An accelerated recovery in energy demand from the covid-lows coupled with inadequate supply expansion in 2021 vaulted prices to record highs, sending shockwaves through the global economy. Domestic industries are already paying higher prices for LNG imported under long-term contracts where rates are linked to crude oil and have sharply cut purchases from the spot market where prices have been berserk for months.
But the most dramatic fallout will unfold in April when the government revises domestic price of natural gas, which industry executives and analysts expect to rise from the current $2.9 to $6-7 per mmBtu. The price ceiling for gas from deep-sea fields will rise from $6.13 to about $10, as per Reliance Industries, which is also auctioning some gas next month from a field with no price restrictions and has set a floor rate linked to crude oil that at at current prices would be about $14 per mmBtu.
Domestic natural gas prices are determined every April and October as per a formula fed by price data from international hubs. April price will be based on international prices from Jan to Dec 2021.
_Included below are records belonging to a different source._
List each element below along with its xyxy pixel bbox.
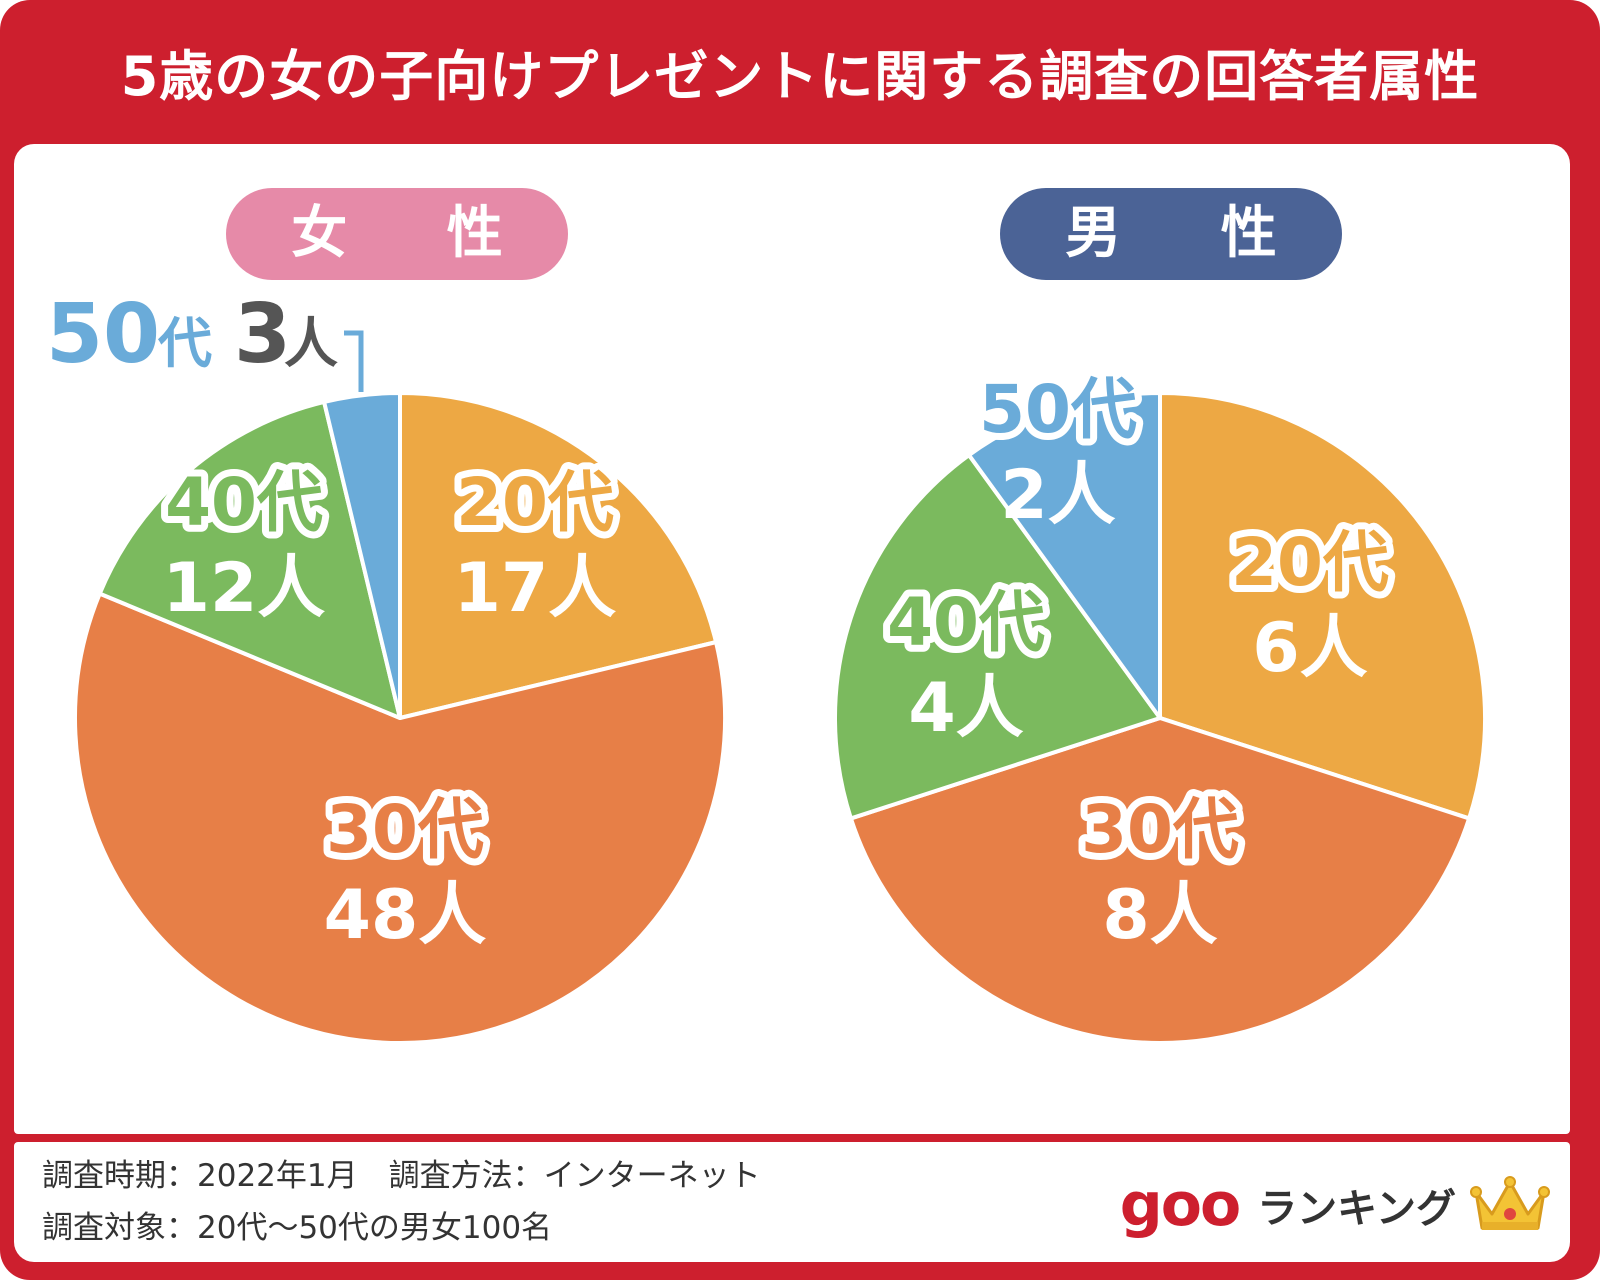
pie-slice-50代 bbox=[966, 391, 1162, 720]
slice-label-count: 48人 bbox=[324, 876, 487, 955]
survey-target: 調査対象：20代〜50代の男女100名 bbox=[42, 1210, 553, 1246]
slice-label-count: 17人 bbox=[454, 549, 617, 628]
slice-label-category: 30代 bbox=[326, 791, 484, 868]
slice-label-category: 50代 bbox=[979, 371, 1137, 448]
goo-logo-text: goo bbox=[1119, 1170, 1241, 1240]
ranking-logo-text: ランキング bbox=[1257, 1186, 1456, 1232]
female-pie: 20代 17人 30代 48人 40代 12人 bbox=[73, 391, 727, 1045]
slice-label-category: 40代 bbox=[887, 584, 1045, 661]
slice-label-category: 30代 bbox=[1081, 791, 1239, 868]
pie-slice-20代 bbox=[1158, 391, 1487, 821]
pie-slice-30代 bbox=[848, 716, 1472, 1045]
slice-label-category: 40代 bbox=[165, 464, 323, 541]
callout-dai: 代 bbox=[157, 312, 212, 375]
slice-label-category: 20代 bbox=[456, 464, 614, 541]
slice-label-count: 2人 bbox=[1000, 456, 1115, 535]
callout-leader-line bbox=[344, 330, 364, 392]
pie-slice-40代 bbox=[833, 453, 1162, 821]
male-pie: 20代 6人 30代 8人 40代 4人 50代 2人 bbox=[833, 364, 1487, 1045]
pie-slice-20代 bbox=[398, 391, 719, 720]
male-chart-title: 男 性 bbox=[1000, 188, 1342, 280]
female-chart-title: 女 性 bbox=[226, 188, 568, 280]
slice-label-count: 8人 bbox=[1102, 876, 1217, 955]
slice-label-count: 6人 bbox=[1252, 609, 1367, 688]
goo-ranking-logo: goo ランキング bbox=[1120, 1170, 1550, 1240]
callout-count: 3 bbox=[234, 287, 291, 382]
pie-slice-40代 bbox=[97, 399, 402, 720]
footer: 調査時期：2022年1月 調査方法：インターネット 調査対象：20代〜50代の男… bbox=[14, 1142, 1570, 1262]
callout-unit: 人 bbox=[284, 312, 338, 375]
callout-age: 50 bbox=[46, 287, 160, 382]
pie-slice-30代 bbox=[73, 591, 727, 1045]
page-title: 5歳の女の子向けプレゼントに関する調査の回答者属性 bbox=[120, 45, 1480, 108]
slice-label-category: 20代 bbox=[1231, 524, 1389, 601]
pie-slice-50代 bbox=[322, 391, 402, 720]
survey-period-method: 調査時期：2022年1月 調査方法：インターネット bbox=[42, 1158, 761, 1194]
female-50s-callout: 50 代 3 人 bbox=[46, 287, 364, 392]
slice-label-count: 12人 bbox=[163, 549, 326, 628]
crown-icon bbox=[1470, 1176, 1550, 1230]
slice-label-count: 4人 bbox=[908, 669, 1023, 748]
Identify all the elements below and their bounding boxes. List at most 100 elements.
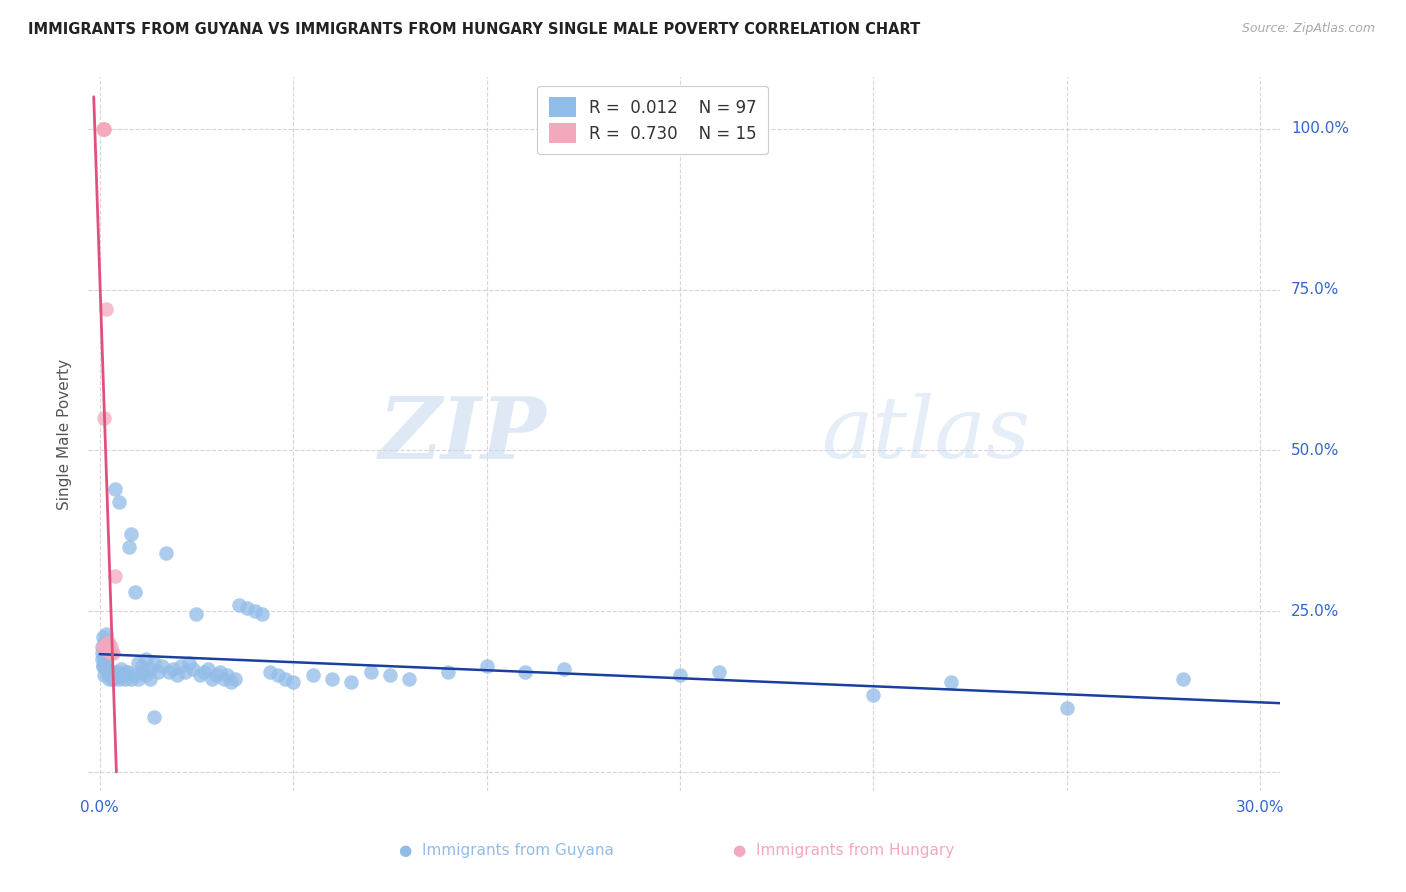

Every dollar rise in domestic natural gas price would require an increase in the price of CNG by ₹4.5 per kg, according to AK Jana, managing director of Indraprastha Gas Ltd. This means a CNG price hike of roughly ₹15 per kg.
"For CNG vehicles, the cost arbitrage with petrol is currently around 55%. If petrol prices keep rising, arbitrage will be maintained. But if oil prices stop rising or fall, it will be different. If the cost arbitrage is 40% or more, the conversion to CNG may not be affected," said Jana.